Berikut adalah beberapa makanan utama jika Anda menderita diabetes:

BROCCOLI
Brokoli mengandung senyawa yang dikenal sebagai sulforaphane. Senyawa alami ini dapat membantu mempertahankan kadar gula yang stabil.

SELEDRI
Seledri, seperti banyak buah-buahan (apel, aprikot, blueberry, pir, dan anggur ungu), mengandung senyawa yang dikenal sebagai flavonol, yang mana penelitian dalam Journal of Nutrition menunjukkan dapat mengurangi risiko diabetes tipe 2 sebanyak 26 persen. Selain itu, nutrisi ini dapat membantu mereka yang sudah menderita penyakit. Sementara buah-buahan tinggi gula alami yang mungkin tidak cocok untuk semua penderita diabetes, seledri rendah gula dan pilihan yang sangat baik bagi siapa saja.

KAYU MANIS
Penelitian yang dipublikasikan di Annals of Family Medicine menemukan bahwa khasiat bumbu lezat ini dapat membantu mengatur kadar gula darah. Taburkan kayu manis pada latte susu almond tanpa pemanis Anda, sarapan sereal atau tambahkan pada kari favorit Anda.

TELUR
Penelitian  yang diterbitkan dalam Endocrine Journal menemukan bahwa kekurangan vitamin A sebenarnya bisa menjadi akar diabetes. Para ilmuwan menemukan bahwa vitamin A sangat penting untuk berfungsinya sel beta pankreas. Sel-sel beta bertanggung jawab untuk memproduksi insulin, yang pada gilirannya membantu mengatur kadar gula darah. Banyak makanan seperti squash, sayuran hijau, wortel, dan sayuran oranye dan hijau lainnya mengandung beta karoten, prekursor vitamin A, yang sangat bagus untuk mereka yang mencoba untuk mencegah penyakit tersebut. Mungkin diperlukan untuk mendapatkan vitamin A langsung dari telur atau ikan.

IKAN
Kebanyakan jenis ikan berlemak adalah sumber vitamin A yang baik, menjadikan makanan sebagai pilihan yang baik bagi mereka yang menderita diabetes. Selain itu, kekurangan vitamin D juga telah dikaitkan dengan peningkatan risiko diabetes tipe 2 dan dapat menjadi faktor dalam memburuknya kondisi. Sebagian besar jenis ikan berlemak juga merupakan sumber vitamin D yang baik.

JAHE
Jahe segar dapat membantu diabetes dengan meningkatkan respons tubuh terhadap insulin. Insulin disekresikan oleh pankreas untuk membantu mengatur kadar gula darah. Penelitian yang dipublikasikan di Complementary Therapies in Medicine menemukan bahwa jahe efektif dalam pengobatan diabetes dan resistensi insulin.
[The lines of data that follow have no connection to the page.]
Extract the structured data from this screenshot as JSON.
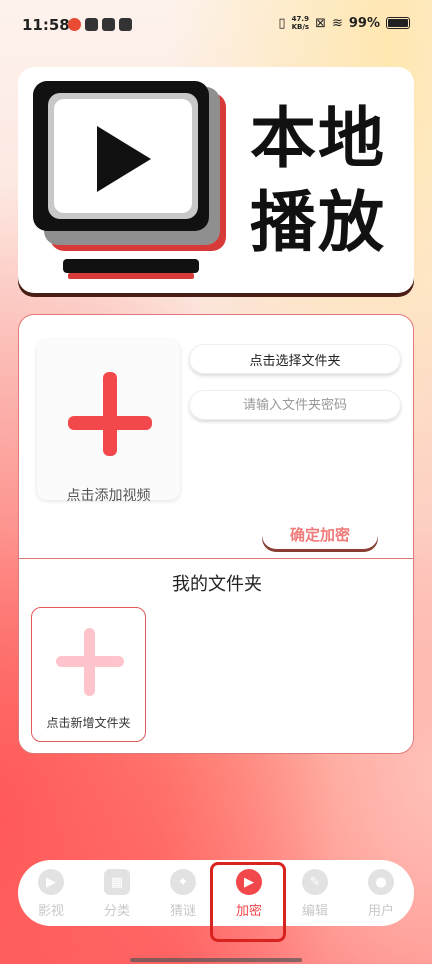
{
  "status_bar": {
    "time": "11:58",
    "speed_value": "47.9",
    "speed_unit": "KB/s",
    "battery": "99%",
    "battery_level": 0.99
  },
  "banner": {
    "line1": "本地",
    "line2": "播放",
    "icon": "tv-play-icon"
  },
  "encrypt": {
    "add_video_label": "点击添加视频",
    "select_folder": "点击选择文件夹",
    "password_placeholder": "请输入文件夹密码",
    "confirm": "确定加密"
  },
  "folders": {
    "title": "我的文件夹",
    "add_folder_label": "点击新增文件夹"
  },
  "nav": {
    "items": [
      {
        "label": "影视",
        "icon": "play-circle-icon"
      },
      {
        "label": "分类",
        "icon": "grid-icon"
      },
      {
        "label": "猜谜",
        "icon": "puzzle-icon"
      },
      {
        "label": "加密",
        "icon": "video-lock-icon"
      },
      {
        "label": "编辑",
        "icon": "edit-icon"
      },
      {
        "label": "用户",
        "icon": "user-icon"
      }
    ],
    "active_index": 3
  },
  "colors": {
    "accent": "#f2474b",
    "card_border": "#e07a7a",
    "frame": "#d9231f"
  }
}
Tambahkan jahe segar untuk sup, kari atau seduh teh jahe dengan itu. Untuk melakukannya, giling potongan jahe 2 inci dan tambahkan ke satu liter air. Didihkan, lalu kecilkan api dan tutup, biarkan mendidih selama setidaknya 45 menit. Saring potongan jahe dan tambahkan sentuhan stevia untuk mempermanis, jika diinginkan. Minum beberapa cangkir setiap hari.

PETERSELI
Peterseli kaya akan senyawa unik yang disebut myricetin, yang penelitian di Journal of Nutrition ditemukan membantu mengurangi risiko diabetes tipe 2 sebesar 26 persen dan juga dapat membantu mengobati kondisi tersebut. Menurut Nutrition.merschat.com, peterseli adalah salah satu sumber terkaya dari myricetin karena mengandung 8,08 mg per 100 gram peterseli mentah.